At the same time, the costs of turning a blind eye to mistakes and under-performance – both to the organization and to the parties involved – can be high. Moreover, quite often negative feedback leaks out in one form or another anyhow, like withholding a plumb assignment or a promotion, giving you even less ability to manage the employee receiving the criticism.
The best way of handling this challenge is to be direct, compassionate, and open-minded.
While taking a few moments to build rapport and set the stage is helpful, there can be a tendency to spend too much time on small talk and niceties, as a means of avoiding the matter at hand. It is essential to allocate sufficient time to engage the employee’s reaction, as failing to do so can damage the relationship with them and lead to gossip and rumors as that person processes their reaction with others at the company (instead of with you).
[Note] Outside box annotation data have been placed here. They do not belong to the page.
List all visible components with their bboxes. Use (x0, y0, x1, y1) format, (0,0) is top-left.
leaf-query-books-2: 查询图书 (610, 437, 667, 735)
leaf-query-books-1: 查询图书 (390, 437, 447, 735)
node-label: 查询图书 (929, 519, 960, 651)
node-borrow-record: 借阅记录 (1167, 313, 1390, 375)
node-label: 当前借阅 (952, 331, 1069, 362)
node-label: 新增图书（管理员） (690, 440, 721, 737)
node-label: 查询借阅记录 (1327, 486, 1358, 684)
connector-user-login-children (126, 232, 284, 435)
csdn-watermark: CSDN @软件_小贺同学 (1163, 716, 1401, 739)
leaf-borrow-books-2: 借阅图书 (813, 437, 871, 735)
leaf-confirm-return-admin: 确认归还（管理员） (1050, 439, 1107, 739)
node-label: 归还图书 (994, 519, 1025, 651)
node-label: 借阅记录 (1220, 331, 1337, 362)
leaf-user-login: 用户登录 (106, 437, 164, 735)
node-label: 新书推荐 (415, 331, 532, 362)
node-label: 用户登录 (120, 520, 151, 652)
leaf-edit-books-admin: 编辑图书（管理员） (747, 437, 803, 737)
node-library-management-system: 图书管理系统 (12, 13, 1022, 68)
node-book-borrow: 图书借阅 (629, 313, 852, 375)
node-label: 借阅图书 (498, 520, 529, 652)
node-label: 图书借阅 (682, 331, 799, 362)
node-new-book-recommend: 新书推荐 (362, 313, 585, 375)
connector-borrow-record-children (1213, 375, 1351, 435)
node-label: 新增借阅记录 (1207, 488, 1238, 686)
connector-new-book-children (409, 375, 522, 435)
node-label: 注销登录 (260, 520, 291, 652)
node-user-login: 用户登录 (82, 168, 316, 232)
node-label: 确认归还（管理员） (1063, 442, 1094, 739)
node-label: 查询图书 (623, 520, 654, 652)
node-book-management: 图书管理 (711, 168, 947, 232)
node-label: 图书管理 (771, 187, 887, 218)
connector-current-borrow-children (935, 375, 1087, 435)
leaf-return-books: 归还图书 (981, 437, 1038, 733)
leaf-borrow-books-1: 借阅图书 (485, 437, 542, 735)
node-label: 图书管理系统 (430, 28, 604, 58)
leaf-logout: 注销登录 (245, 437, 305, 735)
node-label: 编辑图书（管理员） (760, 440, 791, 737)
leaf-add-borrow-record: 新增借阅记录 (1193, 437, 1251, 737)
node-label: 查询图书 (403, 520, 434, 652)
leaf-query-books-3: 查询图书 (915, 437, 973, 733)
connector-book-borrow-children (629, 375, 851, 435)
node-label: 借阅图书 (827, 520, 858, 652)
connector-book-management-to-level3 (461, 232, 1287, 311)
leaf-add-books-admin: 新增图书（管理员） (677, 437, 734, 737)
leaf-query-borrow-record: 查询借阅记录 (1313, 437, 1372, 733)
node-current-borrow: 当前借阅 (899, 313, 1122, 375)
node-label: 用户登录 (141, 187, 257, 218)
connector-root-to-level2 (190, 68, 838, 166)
Transition with a gentle warning: “What I’m about to say may be difficult for you to hear” or “I’m sorry, but I don’t have good news.” An introductory statement like this has two effects. First, it emotionally prepares the listener for what is to come next. Second, you have communicated that you understand the gravity of the situation for them.
Proceed with the unfavorable feedback. Try to support any evaluative statements (e.g., you have been under-performing) with objective data (e.g., you have generated 20% less than the average person in your role), and try to be encouraging about their ability to control the outcome in the future (e.g., I know you have it in you to make it up next year).
Now comes the make or break moment. Ask them if they see it differently. Many managers shy away from this question, because they feel that it’s too risky. While asking this question could be risky if you don’t know how to handle the response, there is risk in not asking it, as well: the employee could poison the work environment, leave the company, besmirch you and the organization, etc. An even bigger risk is that, by not asking, you neglect important information in your analysis, and draw the wrong conclusion.
When you ask for the employee’s perspective insist that they support their opinions and conclusions with impartial data together with their interpretation of that data. Imagine the following employee response in the preceding example: “My numbers are down by 20%, because I spent so much time mentoring the three new hires, getting them up to speed four months earlier than usual, and helping the team grow its numbers by 10% in a bad economy. I would think that I would be rewarded for those things, not penalized.” With the introduction of new data, you might revise your analysis and conclusion. Or, you might interpret the data differently, e.g. “the new staff didn’t contribute to the 10% growth”. Either way, you would be making a more informed decision, and, as long as you respond to the employee’s points with independent data and your analyses thereof, the employee should feel heard, respected, and fairly treated.
Be sure to express your sympathy throughout. While your decision might be just, it doesn’t mean that the impact is any less difficult for the other person. Separate the decision from its impact, and address both: “Based on the data, I can’t justify giving you a promotion” and “I’m sorry that you’re disappointed” and “I can only offer promotions based on a business case, which there isn’t here” and “I understand that this could pose challenges for you.”
A candid, compassionate approach should yield great results!